Published in the form gist on Github, the code looks like this:

package com.x0x08.yoba

/**
 Класс для поиска и автозамены визуально похожих символов латиницы на кириллицу:
 'c' -> 'с' и другие
 */
class Matcher {
    /**
     * Находит и заменяет похожие латинские буквы на кириллические
     * @param input
     *          входящая строка
     * @return
     *         строка с замененными символами
     */
    fun replaceSimilarRuEnChars(input: String): String {
        val chars = input.toCharArray()
        for (i in chars.indices) {
            val c = chars[i]
            // символ в нижнем регистре используется в качестве ключа
            val cLow = c.lowercaseChar()
            // поиск по словарю
            if (RU_EN_MATCH.containsKey(cLow)) {
                // замена
                chars[i] = RU_EN_MATCH[cLow]!!
                // если оригинальный символ был в верхнем регистре - ставим его и у замены
                if (Character.isUpperCase(c))
                    chars[i] = chars[i].uppercaseChar()
                println("найден ASCII символ: '$c' , заменен на: '${chars[i]}'")
            }
        }
        return String(chars)
    }
    companion object {
        // справочник заменяемых символов
        private val RU_EN_MATCH: MutableMap<Char, Char> = HashMap()
        init {
            RU_EN_MATCH['c'] = 'с'
            RU_EN_MATCH['b'] = 'ь'
            RU_EN_MATCH['o'] = 'о'
            RU_EN_MATCH['p'] = 'р'
            RU_EN_MATCH['x'] = 'х'
            RU_EN_MATCH['m'] = 'м'
            RU_EN_MATCH['h'] = 'н'
            RU_EN_MATCH['e'] = 'е'
            RU_EN_MATCH['t'] = 'т'
            RU_EN_MATCH['k'] = 'к'
            RU_EN_MATCH['a'] = 'а'
        }
    }
}

fun main() {
    val m = Matcher()

    println("Тест 1")

    var quote = "cоловей c лиcой в леcу, cтроят домик навеcу"
    println("найдено: ${quote.contains("лес")}")

    quote = m.replaceSimilarRuEnChars(quote)
    println("теперь найдено: ${quote.contains("лес")}")

    println("Тест 2")

    quote = "Буква B — Beрблюд двугopбый,\n" +
            "Он большой и очень гopдый.\n" +
            "У вeрблюдa двa горбa,\n" +
            "И у буквы B их двa."
    println("найдено: ${quote.contains("два")}")

    quote = m.replaceSimilarRuEnChars(quote)
    println("теперь найдено: ${quote.contains("два")}")
}

The tests are exactly the same poems given at the beginning of the article.

Now everything works.

Now everything works.

Enjoy it in good health.

Other languages

Surprisingly, other European languages ​​have a similar problem.
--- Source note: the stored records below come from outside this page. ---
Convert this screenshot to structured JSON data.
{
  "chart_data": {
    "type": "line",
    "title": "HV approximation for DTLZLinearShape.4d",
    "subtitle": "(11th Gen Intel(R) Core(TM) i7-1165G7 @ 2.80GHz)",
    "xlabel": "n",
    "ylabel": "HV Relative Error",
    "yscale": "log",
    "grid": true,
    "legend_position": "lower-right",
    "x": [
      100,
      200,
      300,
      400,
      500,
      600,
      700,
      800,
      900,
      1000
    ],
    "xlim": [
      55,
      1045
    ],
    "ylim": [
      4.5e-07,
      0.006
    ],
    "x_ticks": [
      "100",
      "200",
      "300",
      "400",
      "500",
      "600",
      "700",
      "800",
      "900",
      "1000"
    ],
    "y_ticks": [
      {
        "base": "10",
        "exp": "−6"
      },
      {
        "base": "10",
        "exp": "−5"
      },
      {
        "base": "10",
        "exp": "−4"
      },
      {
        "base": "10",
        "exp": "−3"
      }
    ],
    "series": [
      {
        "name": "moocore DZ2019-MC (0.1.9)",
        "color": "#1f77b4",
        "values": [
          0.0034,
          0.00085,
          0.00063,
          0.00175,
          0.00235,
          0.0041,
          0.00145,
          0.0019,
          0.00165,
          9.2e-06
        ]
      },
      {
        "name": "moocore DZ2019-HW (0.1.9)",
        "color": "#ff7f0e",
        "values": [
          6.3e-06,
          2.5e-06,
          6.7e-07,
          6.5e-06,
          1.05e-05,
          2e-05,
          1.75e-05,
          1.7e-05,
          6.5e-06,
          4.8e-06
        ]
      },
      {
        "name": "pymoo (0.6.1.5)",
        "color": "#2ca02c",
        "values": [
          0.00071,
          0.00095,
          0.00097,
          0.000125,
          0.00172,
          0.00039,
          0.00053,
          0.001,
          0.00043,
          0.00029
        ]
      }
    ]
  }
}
No:

visually similar to Latin letters of French, German or Spanish have the same code, so recoding to ASCII kills only a small part of the text where there is a language specificity:

Example with text in French.

Example with text in French.

And in German, only one symbol was killed.

And in German, only one symbol was killed.

This is the specificity of the “great and mighty”, which arose due to historical reasons and circumstances.

P.S.

This is a slightly edited version of the article, trash original which is available on our blog.

0x08 Software

We are a small team of IT industry veterans, we create and refine a wide variety of software, our software automates business processes on three continents, in a wide variety of industries and conditions.

Bringing it to life long dead, we fix what never worked and we create impossible — then we talk about it in our articles.